US Economy Still Wasting Energy, Report Finds

ACEEE-progress-US-economy-jul3 copy

Despite overall improvement in the overall state of energy efficiency in the US, the economy has made only moderate progress toward becoming more energy efficient, a report from the American Council for an Energy-Efficient Economy finds.

ACEEE said that the US need to be far more aggressive in establishing programs and policies that can result in significant improvements in energy efficiency.

In the study, “Energy Efficiency: Is the United States Improving?” ACEEE tracked national progress on energy efficiency over the last year. ACEEE reviewed 15 indicators in total. It found that in five areas reviewed, the US is making progress, but in other areas, there has been only moderate gains, and even regression.

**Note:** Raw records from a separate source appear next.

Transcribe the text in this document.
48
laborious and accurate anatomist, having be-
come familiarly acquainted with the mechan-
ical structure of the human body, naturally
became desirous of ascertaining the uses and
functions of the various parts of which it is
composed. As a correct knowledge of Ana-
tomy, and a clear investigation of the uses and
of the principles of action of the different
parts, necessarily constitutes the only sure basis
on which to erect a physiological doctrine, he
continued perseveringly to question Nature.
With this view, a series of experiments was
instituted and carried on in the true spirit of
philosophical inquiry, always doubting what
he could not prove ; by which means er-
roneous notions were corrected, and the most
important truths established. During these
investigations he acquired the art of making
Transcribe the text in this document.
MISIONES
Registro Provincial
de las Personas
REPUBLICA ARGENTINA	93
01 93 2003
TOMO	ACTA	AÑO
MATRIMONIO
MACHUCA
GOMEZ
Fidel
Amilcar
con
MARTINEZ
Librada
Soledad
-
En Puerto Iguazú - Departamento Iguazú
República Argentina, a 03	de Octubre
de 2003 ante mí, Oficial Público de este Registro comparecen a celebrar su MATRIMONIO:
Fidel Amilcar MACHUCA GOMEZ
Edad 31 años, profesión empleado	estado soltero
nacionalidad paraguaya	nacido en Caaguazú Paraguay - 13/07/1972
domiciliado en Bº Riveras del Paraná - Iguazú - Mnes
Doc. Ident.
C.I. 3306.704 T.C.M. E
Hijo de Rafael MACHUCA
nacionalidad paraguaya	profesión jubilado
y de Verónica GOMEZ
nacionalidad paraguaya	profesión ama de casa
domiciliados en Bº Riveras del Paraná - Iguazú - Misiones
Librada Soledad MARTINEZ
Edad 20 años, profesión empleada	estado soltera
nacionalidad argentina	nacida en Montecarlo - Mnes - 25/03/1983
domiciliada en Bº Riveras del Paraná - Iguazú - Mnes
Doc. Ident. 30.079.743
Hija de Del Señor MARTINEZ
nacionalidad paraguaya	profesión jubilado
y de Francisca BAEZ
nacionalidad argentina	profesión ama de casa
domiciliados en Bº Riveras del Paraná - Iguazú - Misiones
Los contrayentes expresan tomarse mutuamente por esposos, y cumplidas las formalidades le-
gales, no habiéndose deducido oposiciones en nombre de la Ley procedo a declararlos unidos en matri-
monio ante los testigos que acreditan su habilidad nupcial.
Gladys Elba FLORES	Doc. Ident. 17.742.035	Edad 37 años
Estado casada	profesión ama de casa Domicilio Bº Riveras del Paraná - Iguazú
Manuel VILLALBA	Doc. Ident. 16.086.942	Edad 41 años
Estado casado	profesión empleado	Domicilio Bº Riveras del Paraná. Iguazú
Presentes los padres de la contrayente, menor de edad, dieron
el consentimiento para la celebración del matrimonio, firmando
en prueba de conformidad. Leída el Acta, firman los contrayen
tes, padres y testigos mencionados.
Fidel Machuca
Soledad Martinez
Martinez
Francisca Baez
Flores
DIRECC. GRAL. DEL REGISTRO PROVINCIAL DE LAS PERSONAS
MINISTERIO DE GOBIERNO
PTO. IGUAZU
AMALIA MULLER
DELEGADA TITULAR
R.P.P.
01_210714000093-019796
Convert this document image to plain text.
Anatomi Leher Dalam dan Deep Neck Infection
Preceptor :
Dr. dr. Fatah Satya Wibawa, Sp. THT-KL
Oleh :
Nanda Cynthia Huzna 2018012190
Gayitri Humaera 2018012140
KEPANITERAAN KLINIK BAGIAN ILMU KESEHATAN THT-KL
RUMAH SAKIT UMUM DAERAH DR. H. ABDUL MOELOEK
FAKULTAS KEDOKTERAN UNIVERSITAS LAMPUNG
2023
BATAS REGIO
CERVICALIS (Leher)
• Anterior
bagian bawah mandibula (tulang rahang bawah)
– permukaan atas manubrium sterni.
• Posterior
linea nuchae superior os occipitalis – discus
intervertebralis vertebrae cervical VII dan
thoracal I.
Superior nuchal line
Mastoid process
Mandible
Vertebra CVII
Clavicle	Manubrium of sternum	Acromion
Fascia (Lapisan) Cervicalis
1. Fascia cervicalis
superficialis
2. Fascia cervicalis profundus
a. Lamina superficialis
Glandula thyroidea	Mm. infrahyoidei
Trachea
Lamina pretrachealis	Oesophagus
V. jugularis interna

ACEEE said that there have been no measurable progress in the use of public transit or in reductions in the energy intensity of freight transport, and that the nation is backsliding in how much industrial electricity is generated by combined heat and power.

In reviewing state energy efficiency program savings, reductions in energy use in residential buildings, standards for fuel, building codes and standards for appliances, ACEEE said that in these areas the nation has made meaningful progress.

However, the improvements are generally small, and this suggests that the country is still wasting tremendous amounts of energy. This indicates that the US is not doing enough to achieve energy efficiency, ACEEE said.

For example, the good progress that has been achieved in state-level savings from energy efficiency programs during the 2010-2011 time period may not continue because of only minimal increases in state efficiency program budgets in 2012.

Comparatively, countries such as Japan, Germany and China are clearly seeing that energy efficiency is linked to economic prosperity, and they are more committed in their national policies and investments in energy efficiency. As a result, these nations are poised to produce goods and services at a lower cost, the report said.